Streams and reserves
The streams feeding the Harbour are home to significant numbers of native freshwater fish such as inanga (adult whitebait). While most of the flat and rolling land in the catchment is cleared for farming, there are many important remnants of coastal forest, dominated by pohutukawa and puriri. Many of these special places are set aside as reserves and managed by either the Department of Conservation or District Councils. Community groups help to look after some of these reserves.
There are the usual threats to native birds (some quite rare) such as rats and stoats. Various invasive weeds, too many to list, compete with native vegetation from the edge of the mudflats to the hills. Some of these pests are controlled by landowners in terms of their obligations under the Regional Pest Management Plan. The Ohiwa Strategy partners are working towards better protection of all the ecological values of the Harbour and better coordination of pest control work.
Several aspects of the Harbour ecology are monitored by the Regional Council; you can find out more about this research here.
The Harbour itself is unusual in that it has a spit on either side of the entrance. These spits are subject to regular changes according to currents and tides. The Harbour was once fed by a much larger river; it is slowly filling with sediment and will one day become dry land. This is a natural process which is accelerated by human activities which result in increased sediment entering the Harbour.
Effects of natural disasters
Evolution of the Ohiwa Harbour, in response to earthquakes and tsunami, is explained in this Waikato University podcast at 23:59.
The spits at the mouth of the Harbour are constantly changing and in the 1970s a number of houses on the Ohiwa spit were lost to the encroaching sea, which has since retreated and left a wide band of sand dunes. The site where the hotel and wharf once stood is now in the middle of the Harbour entrance.
Geologically, the area is predominantly greywacke of Late Jurassic to Late Cretaceous age, draped by loess (wind-blown silt) during the Pleistocene Ice Ages and more recently covered in volcanic ash and pumice from the Rotorua and Taupo volcanic centres.
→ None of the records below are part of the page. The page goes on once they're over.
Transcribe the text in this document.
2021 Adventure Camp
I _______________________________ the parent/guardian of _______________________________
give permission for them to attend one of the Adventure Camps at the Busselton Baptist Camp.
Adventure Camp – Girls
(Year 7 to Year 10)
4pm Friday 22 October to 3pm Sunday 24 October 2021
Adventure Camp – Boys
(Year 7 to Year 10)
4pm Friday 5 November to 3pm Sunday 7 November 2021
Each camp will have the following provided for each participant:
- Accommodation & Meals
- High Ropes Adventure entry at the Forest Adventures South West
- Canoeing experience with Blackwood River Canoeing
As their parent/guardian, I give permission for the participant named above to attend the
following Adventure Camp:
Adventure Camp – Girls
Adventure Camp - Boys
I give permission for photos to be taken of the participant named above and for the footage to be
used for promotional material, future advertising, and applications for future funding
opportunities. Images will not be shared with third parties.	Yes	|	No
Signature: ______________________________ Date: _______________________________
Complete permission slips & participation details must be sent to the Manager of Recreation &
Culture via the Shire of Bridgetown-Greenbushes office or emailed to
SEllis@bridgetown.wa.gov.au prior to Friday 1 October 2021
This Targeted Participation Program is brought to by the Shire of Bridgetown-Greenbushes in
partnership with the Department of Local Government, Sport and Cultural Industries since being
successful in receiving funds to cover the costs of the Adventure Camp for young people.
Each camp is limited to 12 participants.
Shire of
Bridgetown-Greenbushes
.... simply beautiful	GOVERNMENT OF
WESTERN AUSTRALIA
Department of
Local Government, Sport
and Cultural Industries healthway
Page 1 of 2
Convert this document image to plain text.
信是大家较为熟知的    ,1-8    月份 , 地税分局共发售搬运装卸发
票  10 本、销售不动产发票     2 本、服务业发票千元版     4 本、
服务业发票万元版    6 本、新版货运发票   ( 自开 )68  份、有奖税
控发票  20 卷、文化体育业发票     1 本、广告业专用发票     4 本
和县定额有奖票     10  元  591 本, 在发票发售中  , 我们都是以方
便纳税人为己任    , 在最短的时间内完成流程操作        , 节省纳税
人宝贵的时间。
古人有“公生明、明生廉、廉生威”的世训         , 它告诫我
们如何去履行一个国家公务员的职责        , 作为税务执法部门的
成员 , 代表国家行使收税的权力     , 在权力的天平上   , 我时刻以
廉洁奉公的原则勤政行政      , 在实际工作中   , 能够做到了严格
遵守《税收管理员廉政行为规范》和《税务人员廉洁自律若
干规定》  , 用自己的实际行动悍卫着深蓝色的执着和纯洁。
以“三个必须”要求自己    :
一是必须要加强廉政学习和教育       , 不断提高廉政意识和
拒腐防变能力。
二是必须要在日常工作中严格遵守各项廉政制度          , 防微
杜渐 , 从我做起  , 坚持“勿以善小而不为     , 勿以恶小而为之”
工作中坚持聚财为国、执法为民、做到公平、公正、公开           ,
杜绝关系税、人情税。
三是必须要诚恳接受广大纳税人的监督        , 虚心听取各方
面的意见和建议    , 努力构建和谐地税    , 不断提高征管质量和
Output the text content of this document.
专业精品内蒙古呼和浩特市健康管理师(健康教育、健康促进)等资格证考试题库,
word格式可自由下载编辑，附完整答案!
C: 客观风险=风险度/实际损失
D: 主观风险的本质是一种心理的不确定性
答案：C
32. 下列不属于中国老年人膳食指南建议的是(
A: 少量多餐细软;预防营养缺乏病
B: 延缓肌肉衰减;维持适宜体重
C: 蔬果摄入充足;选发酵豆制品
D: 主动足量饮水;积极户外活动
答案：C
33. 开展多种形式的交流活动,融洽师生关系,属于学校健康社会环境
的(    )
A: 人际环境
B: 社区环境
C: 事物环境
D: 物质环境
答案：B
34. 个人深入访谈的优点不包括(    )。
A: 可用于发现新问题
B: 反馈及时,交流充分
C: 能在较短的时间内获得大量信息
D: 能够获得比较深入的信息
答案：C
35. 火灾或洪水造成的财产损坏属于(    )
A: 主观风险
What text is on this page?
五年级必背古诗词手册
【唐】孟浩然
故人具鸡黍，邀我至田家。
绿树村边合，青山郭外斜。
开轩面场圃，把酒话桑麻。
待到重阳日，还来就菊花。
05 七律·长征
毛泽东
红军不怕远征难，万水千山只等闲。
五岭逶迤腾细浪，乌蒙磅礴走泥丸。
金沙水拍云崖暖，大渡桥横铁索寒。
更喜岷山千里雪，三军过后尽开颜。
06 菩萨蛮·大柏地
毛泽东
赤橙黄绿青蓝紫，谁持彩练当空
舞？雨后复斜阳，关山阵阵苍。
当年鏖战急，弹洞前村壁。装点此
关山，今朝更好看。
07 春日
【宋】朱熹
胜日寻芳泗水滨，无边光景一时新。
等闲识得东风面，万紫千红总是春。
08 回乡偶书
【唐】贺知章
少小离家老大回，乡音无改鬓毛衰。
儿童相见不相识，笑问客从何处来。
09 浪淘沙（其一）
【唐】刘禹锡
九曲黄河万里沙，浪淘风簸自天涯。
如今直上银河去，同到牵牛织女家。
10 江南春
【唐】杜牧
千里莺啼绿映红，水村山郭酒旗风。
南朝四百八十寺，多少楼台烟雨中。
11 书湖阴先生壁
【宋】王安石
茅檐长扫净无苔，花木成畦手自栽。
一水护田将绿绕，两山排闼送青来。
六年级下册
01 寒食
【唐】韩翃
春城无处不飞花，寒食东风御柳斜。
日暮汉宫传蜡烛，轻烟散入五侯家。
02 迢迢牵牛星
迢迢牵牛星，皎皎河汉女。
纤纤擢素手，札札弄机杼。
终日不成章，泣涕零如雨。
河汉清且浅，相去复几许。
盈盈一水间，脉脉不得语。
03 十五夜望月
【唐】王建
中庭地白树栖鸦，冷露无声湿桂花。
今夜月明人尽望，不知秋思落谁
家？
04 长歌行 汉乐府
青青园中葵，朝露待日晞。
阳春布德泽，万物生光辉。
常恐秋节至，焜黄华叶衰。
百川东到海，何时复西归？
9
It is from this air-fall rhyolitic volcanic ash that most of the soils of the Ohiwa Harbour catchment are derived. However, there are also other parent materials and processes that have formed soils in different parts of the catchment. Soils on the floodplains and lower flats are formed from a mixture of colluvium and alluvial rhyolitic ash and greywacke. Soils in the dunes are formed from air-fall tephra on windblown sand. The soil in the hills and steep headwater areas are Whakatane Hill soils and associated steep land soils, formed from Tarawera ash, Kaharoa ash on Taupo pumice, and Whakatane ash over sandstone or greywacke.
The Ohiwa Harbour is a visually spectacular landscape covering approximately 26 square kilometres. The tidal waters, estuaries, mudflats and islands contrast with the surrounding predominantly rural landscape. There are great views of the Harbour and further afield from Tauwhare Pa and Onekawa Te Mawhai.
There are two main islands in the Harbour; Uretara and Ohakana Islands, plus the four smaller islands of Whangakopikopiko, Te Motuotu, Hokianga and Pataua Islands.